Reserve Management group spent $80 million in anticipation of the permit, which would have allowed it to open the Southside Recycling facility at its Burley Avenue campus, where the Ohio-based firm operates four other recycling facilities.
Southeast Siders had resisted plans for the facility since General Iron’s plans to leave Lincoln Park were finalized in 2019. They filed federal civil rights complaints, sued city officials and held numerous rallies and protests. Several residents held a month-long hunger strike against the facility last year.
A month after Reserve Management Group’s move to East Side was denied, the company tried reopening parts of the Lincoln Park plant by applying to renew its recycling facility permits for two parcels of land on the lot.
Rather than apply for a “large recycling facility” permit — which would have triggered the same review process parent company Reserve Management Group underwent for its failed Southside Recycling proposal — General Iron attempted to renew its old permits, which fell under a different category.
Each of the three sites would take in no more than 999 tons of scrap per day, company officials said on their applications.

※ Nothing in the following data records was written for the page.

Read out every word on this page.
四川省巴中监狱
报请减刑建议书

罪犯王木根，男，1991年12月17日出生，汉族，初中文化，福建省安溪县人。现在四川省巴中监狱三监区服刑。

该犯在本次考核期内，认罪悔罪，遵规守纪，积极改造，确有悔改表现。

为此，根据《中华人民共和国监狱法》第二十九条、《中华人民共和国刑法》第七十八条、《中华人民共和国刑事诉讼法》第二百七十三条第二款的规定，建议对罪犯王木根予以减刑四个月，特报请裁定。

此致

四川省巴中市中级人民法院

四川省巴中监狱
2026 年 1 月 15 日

That’s one ton below the limit that would have forced the sites to comply with the more stringent rules.
City health officials rejected the company’s claim about its capacity, noting General Iron was previously allowed to accept “well more than 1,000 tons per day.” The renewals were also denied because previous zoning approvals for the sites had lapsed in the year since General Iron closed, and because the facility would shred cars and car parts, officials said.
“In any event, regardless of the total capacity … the site would be a large recycling facility, and the application must therefore comply with the [large recycling facility] rules,” environmental engineer Renante Marante wrote.
More information on the city’s Complex Demolitions process, which would apply to the General Iron demolition, can be found on the city’s website.